OSCE Warsaw: Intervention By BPE Austria On The Subject Of Freedom Of Religion

By • on October 1, 2013

This intervention can also be found on the OSCE website.

Working Session 6 Freedom of religion and belief

Intervention on the topic Freedom of Religion

BPE Austria values the freedom of religion as an inalienable human right. But freedom of religion also means to have no religion at all or to leave a religion.

In some countries, apostasy from Islam means the death penalty. Unfortunately, even in the OSCE participating states apostates are threatened by their families or the community if they want to leave Islam. 

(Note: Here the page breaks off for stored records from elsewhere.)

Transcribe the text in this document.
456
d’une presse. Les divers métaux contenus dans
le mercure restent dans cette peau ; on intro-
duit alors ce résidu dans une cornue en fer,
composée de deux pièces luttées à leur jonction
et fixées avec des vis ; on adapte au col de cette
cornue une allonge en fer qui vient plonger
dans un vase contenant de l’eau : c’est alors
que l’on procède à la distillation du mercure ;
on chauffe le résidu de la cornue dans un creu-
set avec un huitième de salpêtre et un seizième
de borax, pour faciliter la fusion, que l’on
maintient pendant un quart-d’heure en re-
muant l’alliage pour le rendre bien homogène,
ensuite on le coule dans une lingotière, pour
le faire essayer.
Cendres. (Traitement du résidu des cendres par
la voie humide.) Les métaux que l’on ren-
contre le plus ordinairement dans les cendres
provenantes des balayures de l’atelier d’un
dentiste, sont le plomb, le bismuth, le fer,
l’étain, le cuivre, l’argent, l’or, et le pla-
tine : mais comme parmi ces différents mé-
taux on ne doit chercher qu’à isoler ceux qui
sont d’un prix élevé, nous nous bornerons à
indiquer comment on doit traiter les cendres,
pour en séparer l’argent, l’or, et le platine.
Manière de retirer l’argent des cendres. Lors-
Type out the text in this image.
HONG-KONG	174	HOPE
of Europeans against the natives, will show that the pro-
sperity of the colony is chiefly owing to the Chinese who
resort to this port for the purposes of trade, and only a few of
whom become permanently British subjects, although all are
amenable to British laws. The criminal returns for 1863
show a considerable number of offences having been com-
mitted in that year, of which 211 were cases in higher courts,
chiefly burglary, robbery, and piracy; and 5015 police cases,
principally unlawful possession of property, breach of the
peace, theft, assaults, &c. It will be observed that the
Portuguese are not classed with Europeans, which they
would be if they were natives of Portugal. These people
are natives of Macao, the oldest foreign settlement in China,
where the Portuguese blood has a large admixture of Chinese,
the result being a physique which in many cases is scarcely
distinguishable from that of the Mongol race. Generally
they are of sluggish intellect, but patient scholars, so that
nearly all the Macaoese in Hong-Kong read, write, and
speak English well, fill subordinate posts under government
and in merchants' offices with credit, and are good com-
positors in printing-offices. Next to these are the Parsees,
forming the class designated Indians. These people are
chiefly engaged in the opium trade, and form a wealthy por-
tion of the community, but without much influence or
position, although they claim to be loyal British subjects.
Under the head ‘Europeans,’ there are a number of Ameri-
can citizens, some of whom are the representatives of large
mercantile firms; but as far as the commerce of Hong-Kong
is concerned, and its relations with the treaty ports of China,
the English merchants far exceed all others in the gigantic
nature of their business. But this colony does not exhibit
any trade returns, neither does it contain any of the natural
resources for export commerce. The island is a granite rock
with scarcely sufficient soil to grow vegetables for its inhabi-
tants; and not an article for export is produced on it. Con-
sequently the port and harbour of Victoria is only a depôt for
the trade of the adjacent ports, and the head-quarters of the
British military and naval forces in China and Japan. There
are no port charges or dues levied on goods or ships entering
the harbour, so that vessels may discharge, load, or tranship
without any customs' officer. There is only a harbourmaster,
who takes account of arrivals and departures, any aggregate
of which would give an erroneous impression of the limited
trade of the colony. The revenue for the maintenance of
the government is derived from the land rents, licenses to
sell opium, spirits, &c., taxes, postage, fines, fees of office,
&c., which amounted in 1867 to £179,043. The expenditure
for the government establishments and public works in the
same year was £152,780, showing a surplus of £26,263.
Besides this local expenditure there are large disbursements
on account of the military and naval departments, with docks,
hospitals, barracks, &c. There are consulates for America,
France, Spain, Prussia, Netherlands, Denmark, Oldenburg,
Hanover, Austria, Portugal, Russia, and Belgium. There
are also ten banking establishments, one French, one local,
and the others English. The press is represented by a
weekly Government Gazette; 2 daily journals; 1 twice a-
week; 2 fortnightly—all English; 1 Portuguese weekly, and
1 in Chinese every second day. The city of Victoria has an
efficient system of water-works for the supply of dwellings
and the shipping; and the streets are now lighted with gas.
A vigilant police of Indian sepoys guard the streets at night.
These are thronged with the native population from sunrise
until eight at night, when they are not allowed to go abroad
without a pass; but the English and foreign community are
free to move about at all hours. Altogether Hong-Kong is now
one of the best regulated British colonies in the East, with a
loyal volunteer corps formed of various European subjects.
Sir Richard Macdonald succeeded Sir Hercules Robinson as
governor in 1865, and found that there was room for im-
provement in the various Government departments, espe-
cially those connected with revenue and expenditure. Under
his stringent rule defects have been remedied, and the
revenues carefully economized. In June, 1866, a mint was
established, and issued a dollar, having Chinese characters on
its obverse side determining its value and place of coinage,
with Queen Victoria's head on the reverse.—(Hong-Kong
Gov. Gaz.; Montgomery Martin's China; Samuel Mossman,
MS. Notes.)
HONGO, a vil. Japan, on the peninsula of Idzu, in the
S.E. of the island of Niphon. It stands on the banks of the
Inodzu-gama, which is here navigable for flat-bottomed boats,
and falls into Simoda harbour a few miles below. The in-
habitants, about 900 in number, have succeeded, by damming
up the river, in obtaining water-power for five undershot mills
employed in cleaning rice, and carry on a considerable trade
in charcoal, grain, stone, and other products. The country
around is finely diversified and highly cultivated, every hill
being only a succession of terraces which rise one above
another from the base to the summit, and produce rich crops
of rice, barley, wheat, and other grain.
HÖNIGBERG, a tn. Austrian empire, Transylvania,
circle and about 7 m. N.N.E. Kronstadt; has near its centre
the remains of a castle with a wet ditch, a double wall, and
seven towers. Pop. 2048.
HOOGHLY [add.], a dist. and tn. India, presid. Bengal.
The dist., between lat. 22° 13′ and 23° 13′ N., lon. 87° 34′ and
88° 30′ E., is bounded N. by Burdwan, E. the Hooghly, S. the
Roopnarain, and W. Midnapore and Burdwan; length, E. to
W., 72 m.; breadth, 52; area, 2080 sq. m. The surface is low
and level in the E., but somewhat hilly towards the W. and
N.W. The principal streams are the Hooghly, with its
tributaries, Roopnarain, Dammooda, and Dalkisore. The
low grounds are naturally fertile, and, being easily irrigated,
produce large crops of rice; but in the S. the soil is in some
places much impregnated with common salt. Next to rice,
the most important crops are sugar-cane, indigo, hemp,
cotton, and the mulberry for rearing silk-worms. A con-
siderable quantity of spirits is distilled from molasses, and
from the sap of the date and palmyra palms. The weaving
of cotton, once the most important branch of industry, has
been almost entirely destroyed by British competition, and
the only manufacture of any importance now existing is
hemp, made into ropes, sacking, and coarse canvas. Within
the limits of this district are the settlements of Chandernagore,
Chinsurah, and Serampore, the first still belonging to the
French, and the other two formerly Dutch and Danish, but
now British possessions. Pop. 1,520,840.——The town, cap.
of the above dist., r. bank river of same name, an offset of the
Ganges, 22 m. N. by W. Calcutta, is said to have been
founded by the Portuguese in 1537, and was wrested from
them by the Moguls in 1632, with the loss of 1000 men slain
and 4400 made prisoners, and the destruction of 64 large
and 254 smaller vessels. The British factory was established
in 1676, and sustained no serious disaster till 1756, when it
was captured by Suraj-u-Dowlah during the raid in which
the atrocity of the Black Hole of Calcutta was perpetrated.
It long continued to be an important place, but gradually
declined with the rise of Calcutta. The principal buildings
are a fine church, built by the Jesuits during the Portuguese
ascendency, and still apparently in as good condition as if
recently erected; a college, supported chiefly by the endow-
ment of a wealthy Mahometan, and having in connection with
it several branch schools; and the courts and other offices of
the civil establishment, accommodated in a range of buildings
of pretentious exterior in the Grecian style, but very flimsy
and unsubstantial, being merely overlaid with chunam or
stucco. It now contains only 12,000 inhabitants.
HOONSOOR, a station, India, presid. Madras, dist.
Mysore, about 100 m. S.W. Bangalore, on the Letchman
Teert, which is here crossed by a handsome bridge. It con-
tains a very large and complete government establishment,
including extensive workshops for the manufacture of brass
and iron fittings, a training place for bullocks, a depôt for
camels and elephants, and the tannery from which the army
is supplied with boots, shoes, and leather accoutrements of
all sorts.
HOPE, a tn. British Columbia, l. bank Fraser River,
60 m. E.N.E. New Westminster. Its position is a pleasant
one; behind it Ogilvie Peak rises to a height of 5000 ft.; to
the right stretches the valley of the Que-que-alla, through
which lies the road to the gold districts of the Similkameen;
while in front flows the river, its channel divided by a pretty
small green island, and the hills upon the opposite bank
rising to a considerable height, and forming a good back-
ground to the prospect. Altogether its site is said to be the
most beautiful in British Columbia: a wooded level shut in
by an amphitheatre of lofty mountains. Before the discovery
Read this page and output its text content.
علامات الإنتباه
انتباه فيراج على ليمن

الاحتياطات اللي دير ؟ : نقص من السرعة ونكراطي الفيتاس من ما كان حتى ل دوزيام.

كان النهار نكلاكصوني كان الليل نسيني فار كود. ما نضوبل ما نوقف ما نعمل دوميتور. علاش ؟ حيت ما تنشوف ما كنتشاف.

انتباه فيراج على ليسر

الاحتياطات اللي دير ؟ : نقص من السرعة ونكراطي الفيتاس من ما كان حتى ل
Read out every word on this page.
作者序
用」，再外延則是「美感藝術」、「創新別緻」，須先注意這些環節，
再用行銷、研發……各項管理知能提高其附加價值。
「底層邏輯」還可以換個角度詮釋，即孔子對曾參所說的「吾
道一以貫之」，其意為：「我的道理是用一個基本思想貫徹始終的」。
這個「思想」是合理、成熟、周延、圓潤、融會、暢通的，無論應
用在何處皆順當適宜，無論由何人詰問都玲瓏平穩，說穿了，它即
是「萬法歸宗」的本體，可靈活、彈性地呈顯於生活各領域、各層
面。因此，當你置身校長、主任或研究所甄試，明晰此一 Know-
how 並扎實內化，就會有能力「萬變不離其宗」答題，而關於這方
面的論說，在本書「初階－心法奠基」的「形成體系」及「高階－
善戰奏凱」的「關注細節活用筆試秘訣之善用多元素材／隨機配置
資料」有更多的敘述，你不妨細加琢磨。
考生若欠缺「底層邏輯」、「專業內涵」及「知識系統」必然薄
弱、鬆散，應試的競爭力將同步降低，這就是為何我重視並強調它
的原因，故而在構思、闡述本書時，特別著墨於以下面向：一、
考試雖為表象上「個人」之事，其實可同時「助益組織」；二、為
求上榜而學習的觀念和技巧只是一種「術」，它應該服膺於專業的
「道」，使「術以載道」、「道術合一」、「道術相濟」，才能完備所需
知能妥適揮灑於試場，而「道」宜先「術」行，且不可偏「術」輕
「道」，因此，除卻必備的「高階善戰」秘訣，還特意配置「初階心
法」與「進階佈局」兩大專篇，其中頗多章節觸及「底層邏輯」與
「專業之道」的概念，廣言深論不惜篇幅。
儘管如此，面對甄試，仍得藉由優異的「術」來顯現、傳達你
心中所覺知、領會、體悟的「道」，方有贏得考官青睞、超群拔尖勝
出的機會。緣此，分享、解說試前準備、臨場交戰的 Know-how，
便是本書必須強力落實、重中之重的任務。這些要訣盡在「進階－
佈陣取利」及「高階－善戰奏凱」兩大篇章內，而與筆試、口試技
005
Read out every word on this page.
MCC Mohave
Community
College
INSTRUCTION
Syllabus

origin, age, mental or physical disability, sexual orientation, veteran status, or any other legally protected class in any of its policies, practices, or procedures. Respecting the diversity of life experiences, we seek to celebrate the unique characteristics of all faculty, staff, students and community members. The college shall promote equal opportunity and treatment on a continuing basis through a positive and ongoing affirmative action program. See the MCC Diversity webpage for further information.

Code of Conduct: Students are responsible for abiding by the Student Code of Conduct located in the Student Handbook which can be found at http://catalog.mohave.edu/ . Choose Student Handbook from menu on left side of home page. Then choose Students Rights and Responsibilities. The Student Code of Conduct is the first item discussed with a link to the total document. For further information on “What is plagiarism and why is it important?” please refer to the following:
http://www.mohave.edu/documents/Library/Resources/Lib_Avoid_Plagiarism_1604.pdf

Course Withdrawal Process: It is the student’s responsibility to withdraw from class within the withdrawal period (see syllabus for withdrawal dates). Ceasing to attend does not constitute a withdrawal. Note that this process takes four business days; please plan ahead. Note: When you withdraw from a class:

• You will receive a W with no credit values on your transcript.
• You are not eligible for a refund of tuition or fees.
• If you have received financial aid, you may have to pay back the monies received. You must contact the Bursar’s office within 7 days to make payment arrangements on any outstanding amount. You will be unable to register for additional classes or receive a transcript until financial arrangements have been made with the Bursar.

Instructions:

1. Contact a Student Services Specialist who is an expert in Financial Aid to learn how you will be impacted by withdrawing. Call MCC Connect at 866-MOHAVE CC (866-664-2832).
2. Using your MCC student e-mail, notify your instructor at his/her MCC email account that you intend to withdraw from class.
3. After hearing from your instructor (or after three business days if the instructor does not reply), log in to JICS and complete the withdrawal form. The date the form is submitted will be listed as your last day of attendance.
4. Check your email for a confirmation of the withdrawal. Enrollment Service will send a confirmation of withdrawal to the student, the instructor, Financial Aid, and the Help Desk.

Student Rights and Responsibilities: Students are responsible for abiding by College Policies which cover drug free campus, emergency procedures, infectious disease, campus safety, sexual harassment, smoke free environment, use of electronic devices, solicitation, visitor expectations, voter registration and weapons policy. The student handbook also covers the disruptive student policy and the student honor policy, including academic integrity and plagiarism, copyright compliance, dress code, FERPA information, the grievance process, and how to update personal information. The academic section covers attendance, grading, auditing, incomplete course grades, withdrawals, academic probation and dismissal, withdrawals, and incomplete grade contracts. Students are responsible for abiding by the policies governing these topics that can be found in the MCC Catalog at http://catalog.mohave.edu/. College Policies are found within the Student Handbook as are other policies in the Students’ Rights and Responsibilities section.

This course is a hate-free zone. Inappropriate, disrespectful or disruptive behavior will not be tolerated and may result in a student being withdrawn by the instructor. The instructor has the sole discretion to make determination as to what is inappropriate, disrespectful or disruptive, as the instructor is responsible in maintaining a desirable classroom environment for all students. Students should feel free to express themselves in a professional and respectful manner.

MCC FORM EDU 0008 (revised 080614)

An immigrant from Pakistan, now an Austrian citizen, Sabatina James, has to live in a hiding place somewhere in Germany, protected by the police, because she converted to Christianity. In order to stop her, her family had lured her to Pakistan, locked her in a madrassa and forced her to marry her cousin. Fortunately was able to escape.

Sharia law stipulates the killing of apostates according to the Reliance of the Traveller, which is the canonical law. I quote: “When a person who has reached puberty and is sane voluntarily apostatizes from Islam, he deserves to be killed.”

BPE Austria therefore recommends that measurements be taken by law enforcement and authorities to protect Apostates from Islam in the OSCE region and to consequently punish the perpetrators even if it means deportation.

As Geert Wilders puts it: “Any religion that invites you in but then will not let you out is no longer a religion.”